Friday, 9 December 2011

Friday Fasting, Hanseatic Hamburg and Gourock, united by Herring










I’m not really known for my cookery skills nor do I have any interest in the UK’s current love affair with middle class “foodie” bores, you know the ones, those awful TV chefs with the massive mock-rustic kitchens. Most of all, I dislike the absurd notion that having an interest in food somehow makes you more cultured or interesting. Newsflash…A liking for Pasta does not mean that you are intimate with the films of Fellini or the music of Verdi. Having said that, one food which I do eat plenty of is fish, especially smoked and pickled Herring served with vegetables and potatoes (especially on a Friday as part of my abstinence from meat). With the consumption of Herring comes a genuine and AUTHENTIC rich cultural and historic tradition which you won’t find among the Gastro-bores. The difference between Herring culture and the pseudo-Gourmet guff of the foodies is the fact that the tradition of catching and eating Herring is firmly rooted in the industrial working classes of Northern Europe and before that, it was popular among the peasants of rural Europe. (You’ll not find pickled or smoked herring on the menu a Gordon Ramsay’s.) It’s also worth contrasting the difference between the childish hysterics of Gordon Ramsey with the noble, dignified conduct of east coast Scottish trawler men out on the seas risking their lives. These men remain stoically calm despite the high risks involved in this type of work. If a trawler man has a bad day at work then there is the very real risk of death by drowning. However, if Gordon Ramsay has a bad day in the kitchen then worst case scenario, some bloated bourgeoisie won’t get fed, hardly the end of the world?

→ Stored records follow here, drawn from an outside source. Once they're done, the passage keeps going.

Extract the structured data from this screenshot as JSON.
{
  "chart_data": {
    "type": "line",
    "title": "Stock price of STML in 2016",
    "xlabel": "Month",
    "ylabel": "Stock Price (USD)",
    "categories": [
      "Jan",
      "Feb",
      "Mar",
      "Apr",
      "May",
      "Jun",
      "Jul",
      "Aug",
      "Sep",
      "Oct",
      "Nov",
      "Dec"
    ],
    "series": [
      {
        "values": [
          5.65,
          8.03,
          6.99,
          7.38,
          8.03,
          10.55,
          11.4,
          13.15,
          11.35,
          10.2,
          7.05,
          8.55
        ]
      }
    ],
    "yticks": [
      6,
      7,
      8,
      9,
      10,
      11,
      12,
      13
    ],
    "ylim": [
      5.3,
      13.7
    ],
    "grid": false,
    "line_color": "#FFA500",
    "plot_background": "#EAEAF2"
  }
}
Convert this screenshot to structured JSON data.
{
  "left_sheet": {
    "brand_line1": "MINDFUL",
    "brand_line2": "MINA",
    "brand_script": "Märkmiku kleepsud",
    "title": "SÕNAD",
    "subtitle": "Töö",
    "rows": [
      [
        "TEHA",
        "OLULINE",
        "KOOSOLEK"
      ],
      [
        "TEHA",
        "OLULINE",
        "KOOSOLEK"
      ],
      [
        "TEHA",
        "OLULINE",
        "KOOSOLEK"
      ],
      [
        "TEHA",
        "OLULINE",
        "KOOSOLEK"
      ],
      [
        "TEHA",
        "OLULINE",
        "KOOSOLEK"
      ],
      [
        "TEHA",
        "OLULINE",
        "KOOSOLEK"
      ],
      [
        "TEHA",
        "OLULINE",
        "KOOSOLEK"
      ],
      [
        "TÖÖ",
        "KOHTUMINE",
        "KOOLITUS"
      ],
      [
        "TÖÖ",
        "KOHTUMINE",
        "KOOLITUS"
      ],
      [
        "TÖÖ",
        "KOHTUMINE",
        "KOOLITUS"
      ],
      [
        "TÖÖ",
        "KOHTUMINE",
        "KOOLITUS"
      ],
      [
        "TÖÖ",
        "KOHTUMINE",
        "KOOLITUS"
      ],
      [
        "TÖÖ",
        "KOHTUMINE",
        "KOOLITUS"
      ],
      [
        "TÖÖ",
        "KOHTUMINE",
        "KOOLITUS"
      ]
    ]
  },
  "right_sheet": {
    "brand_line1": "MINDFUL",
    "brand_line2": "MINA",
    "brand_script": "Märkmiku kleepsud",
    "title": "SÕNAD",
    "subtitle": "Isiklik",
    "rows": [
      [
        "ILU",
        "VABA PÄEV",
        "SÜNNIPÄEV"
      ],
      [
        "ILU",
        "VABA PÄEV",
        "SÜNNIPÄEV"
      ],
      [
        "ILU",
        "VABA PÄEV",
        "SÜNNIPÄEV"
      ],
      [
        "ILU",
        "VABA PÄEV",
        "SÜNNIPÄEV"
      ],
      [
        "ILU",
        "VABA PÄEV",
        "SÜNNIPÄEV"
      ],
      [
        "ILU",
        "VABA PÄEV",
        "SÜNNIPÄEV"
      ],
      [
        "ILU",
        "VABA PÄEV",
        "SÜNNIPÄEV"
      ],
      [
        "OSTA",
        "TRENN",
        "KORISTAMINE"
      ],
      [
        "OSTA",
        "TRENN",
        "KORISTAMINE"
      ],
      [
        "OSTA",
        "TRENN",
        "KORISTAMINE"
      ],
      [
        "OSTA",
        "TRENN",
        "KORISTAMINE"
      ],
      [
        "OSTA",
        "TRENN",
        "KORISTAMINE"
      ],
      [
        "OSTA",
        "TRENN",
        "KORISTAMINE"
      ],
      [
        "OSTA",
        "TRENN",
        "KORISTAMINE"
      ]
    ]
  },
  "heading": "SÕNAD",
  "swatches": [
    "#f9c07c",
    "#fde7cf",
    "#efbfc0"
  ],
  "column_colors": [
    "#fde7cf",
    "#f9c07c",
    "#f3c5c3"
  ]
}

However, getting back to the noble Herring…Smoked Herring (Kippers) were once commonly enjoyed as treat; most popularly with the urban working-class population of Scotland before World War II. Today the eating of pickled Herring is still hugely popular in Germany, Holland, Belgium and in Sweden too. This is because of the Hanseatic League and their association with Herring. The Hanseatic League was founded in the twelfth century by an alliance between the northern towns of Hamburg and Luebeck. Luebeck’s fishing fleet had easy access to the herring spawning grounds off the lower coast of Sweden. A large portion of the diet of Northern European Catholics was made up of Herring since there were many fast days and the church forbade the eating of meat on Friday. Abstinence from meat during the fasts were rigidly observed at this time. (Oh how things have changed) As such, Luebeck was in a strong position to capitalize on the market in herring. Meanwhile, Hamburg had easy access to the salt produced in the salt mines at Kiel, and salting and drying of meat and fish made transport and distribution possible. It made sense then, for the merchants of these two towns to trade together. The trade between the merchant associations of Hamburg and Luebeck provided a model for the merchant associations of the other North German cities to follow and in 1201 joined the league.
Today, there are many different variations of pickled Herring which are popular in the Netherlands and Northern Germany such as Soused herring, Rollmops and Brathering but it’s not just the Dutch and Germans who love Herring, Scotland too has a long tradition of fishing and eating Herring.


Indeed, three hundred years ago, Herring was so plentiful here in the Firth of Clyde that some boats came from as far afield as the Isle of Man to fish these waters. In Gourock, local fishermen used mussels to bait their lines and the shells, discarded by generations of fishermen, formed a blue-black embankment along the shore. It is also thought that the first Red Herring ever cured in Great Britain was cured at Gourock in 1688. (The picture above is of a trawler of the coast of Gourock.) Also, Mallaig was once the busiest herring port in Europe and is famous for its traditionally smoked kippers, as well as Stornoway kippers and Loch Fyne kippers. In fact, the Scots were even involved in a battle for the fish. The Battle of the Herrings was a military action in France, just north of Orleans which took place in 1429. The cause of the battle was an attempt by the French to intercept and divert a supply convoy of Herring headed for English forces. The French were assisted by a Scottish Army in this battle.

So perhaps it would be good to restore the Friday Fast again and get back to eating the good old Herring, real Northern European “folk” food!

1 comment:

  1. Great post. And a great idea for fish Friday!